Sue gave a startled cry.
"Connie--Connie! Oh Connie! 'ow is Giles?"
"'E wants yer more than anything in all the world."
"Then he--he's--still alive?"
"Yus, he's still alive; but he wants yer. He thought you was in the
country, gettin' pretty rooms for you and him. But oh, Sue! he's goin'
to a more beautiful country now."
Sue didn't cry. She was about to say something, when Harris bent
forward.
"God in 'eaven bless yer!" he said in a husky voice. "God in 'eaven give
back yer strength for that noble deed yer ha' done for me an' mine!

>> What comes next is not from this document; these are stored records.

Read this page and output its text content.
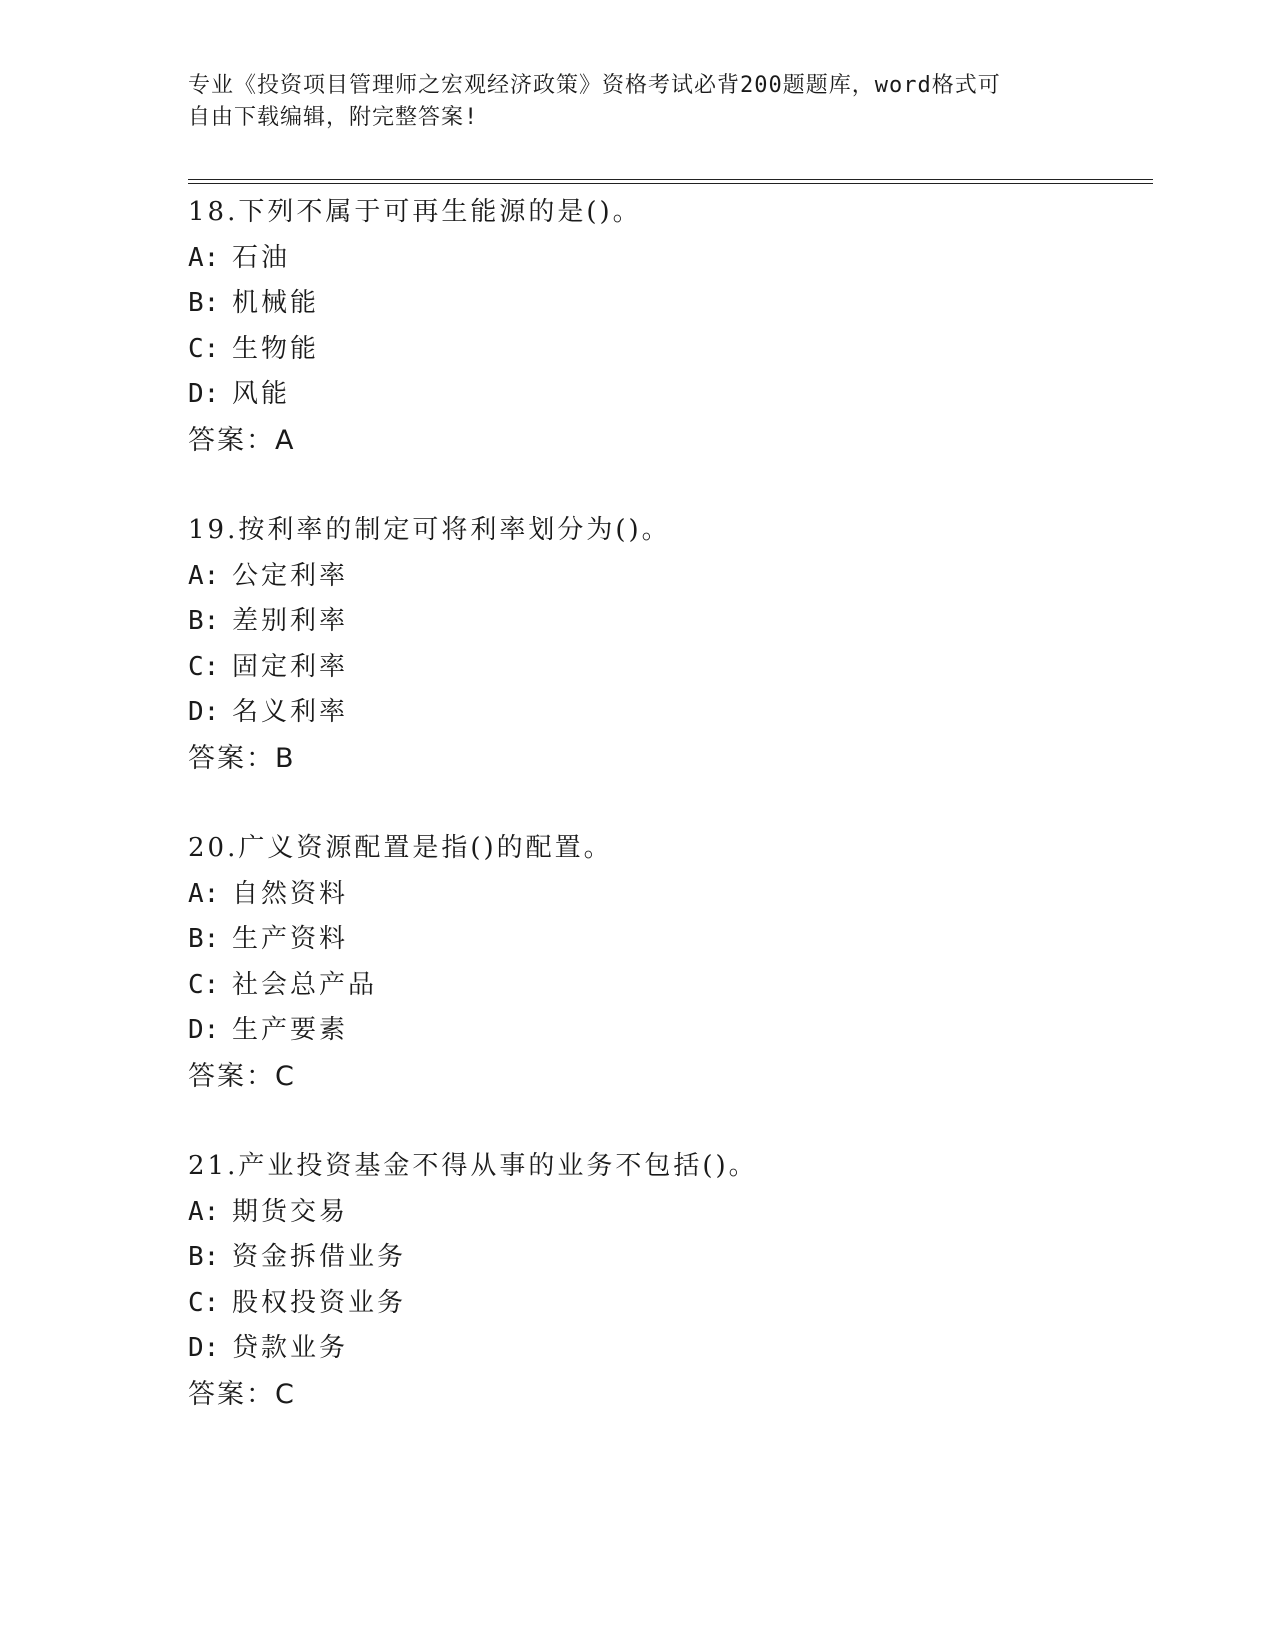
专业《投资项目管理师之宏观经济政策》资格考试必背200题题库，word格式可
自由下载编辑，附完整答案!
18.下列不属于可再生能源的是()。
A: 石油
B: 机械能
C: 生物能
D: 风能
答案：A
19.按利率的制定可将利率划分为()。
A: 公定利率
B: 差别利率
C: 固定利率
D: 名义利率
答案：B
20.广义资源配置是指()的配置。
A: 自然资料
B: 生产资料
C: 社会总产品
D: 生产要素
答案：C
21.产业投资基金不得从事的业务不包括()。
A: 期货交易
B: 资金拆借业务
C: 股权投资业务
D: 贷款业务
答案：C
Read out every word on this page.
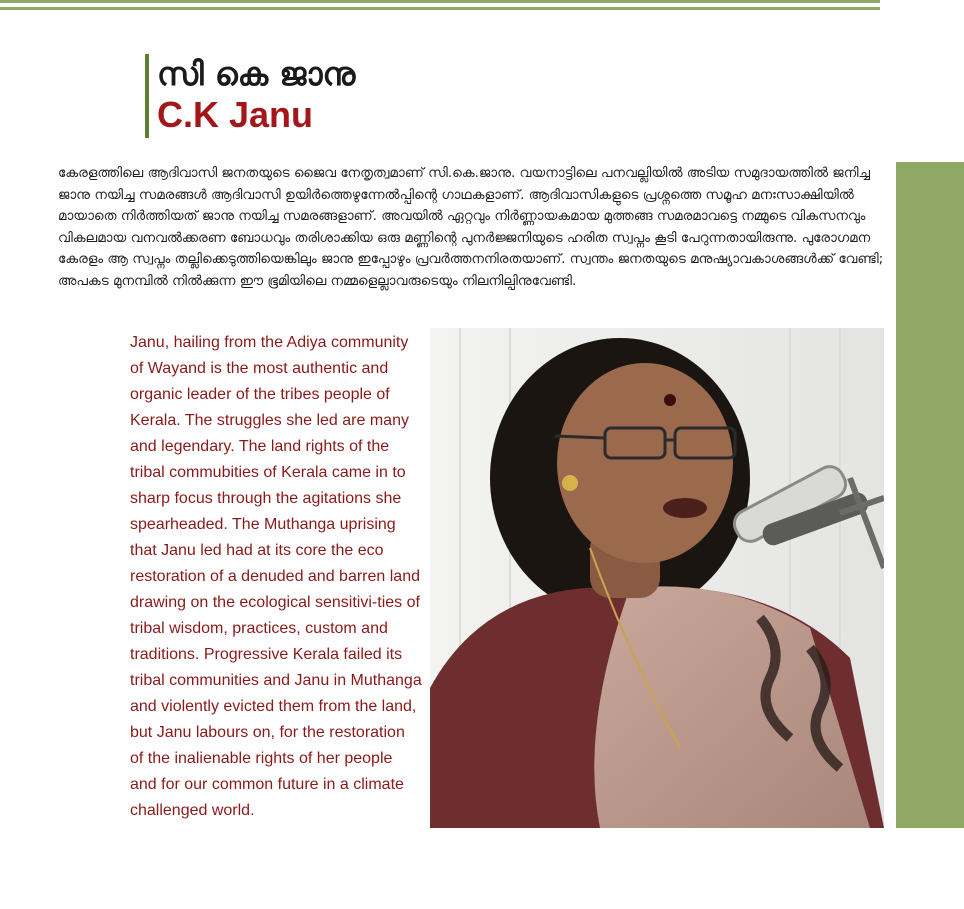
സി കെ ജാനു
C.K Janu

കേരളത്തിലെ ആദിവാസി ജനതയുടെ ജൈവ നേതൃത്വമാണ് സി.കെ.ജാനു. വയനാട്ടിലെ പനവല്ലിയിൽ അടിയ സമുദായത്തിൽ ജനിച്ച ജാനു നയിച്ച സമരങ്ങൾ ആദിവാസി ഉയിർത്തെഴുന്നേൽപ്പിന്റെ ഗാഥകളാണ്. ആദിവാസികളുടെ പ്രശ്നത്തെ സമൂഹ മനഃസാക്ഷിയിൽ മായാതെ നിർത്തിയത് ജാനു നയിച്ച സമരങ്ങളാണ്. അവയിൽ ഏറ്റവും നിർണ്ണായകമായ മുത്തങ്ങ സമരമാവട്ടെ നമ്മുടെ വികസനവും വികലമായ വനവൽക്കരണ ബോധവും തരിശാക്കിയ ഒരു മണ്ണിന്റെ പുനർജ്ജനിയുടെ ഹരിത സ്വപ്നം കൂടി പേറുന്നതായിരുന്നു. പുരോഗമന കേരളം ആ സ്വപ്നം തല്ലിക്കെടുത്തിയെങ്കിലും ജാനു ഇപ്പോഴും പ്രവർത്തനനിരതയാണ്. സ്വന്തം ജനതയുടെ മനുഷ്യാവകാശങ്ങൾക്ക് വേണ്ടി; അപകട മുനമ്പിൽ നിൽക്കുന്ന ഈ ഭൂമിയിലെ നമ്മളെല്ലാവരുടെയും നിലനില്പിനുവേണ്ടി.

Janu, hailing from the Adiya community of Wayand is the most authentic and organic leader of the tribes people of Kerala. The struggles she led are many and legendary. The land rights of the tribal commubities of Kerala came in to sharp focus through the agitations she spearheaded. The Muthanga uprising that Janu led had at its core the eco restoration of a denuded and barren land drawing on the ecological sensitivi-ties of tribal wisdom, practices, custom and traditions. Progressive Kerala failed its tribal communities and Janu in Muthanga and violently evicted them from the land, but Janu labours on, for the restoration of the inalienable rights of her people and for our common future in a climate challenged world.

But
it's all at an end now, Susan--all at an end--for I myself 'ave tuk the
matter in 'and, an' hall you 'as to do is to get well as fast as ever
yer can for the sake o' Giles."
"You mustn't excite her any more to-night," said the nurse then, coming
forward; "seeing," she added, "that you have given the poor little thing
relief. You can come again to-morrow; but now she must stay quiet."
Late as the hour was when Harris and Connie left St. Thomas's Hospital,
Harris turned to Connie.
"I've some'ut to do--and to-night. Shall I take yer 'ome first, or wull
yer come with me?"
"Oh, I will come with you, father," said Connie.
"Wull then, come along."
They walked far--almost as far as Cheapside.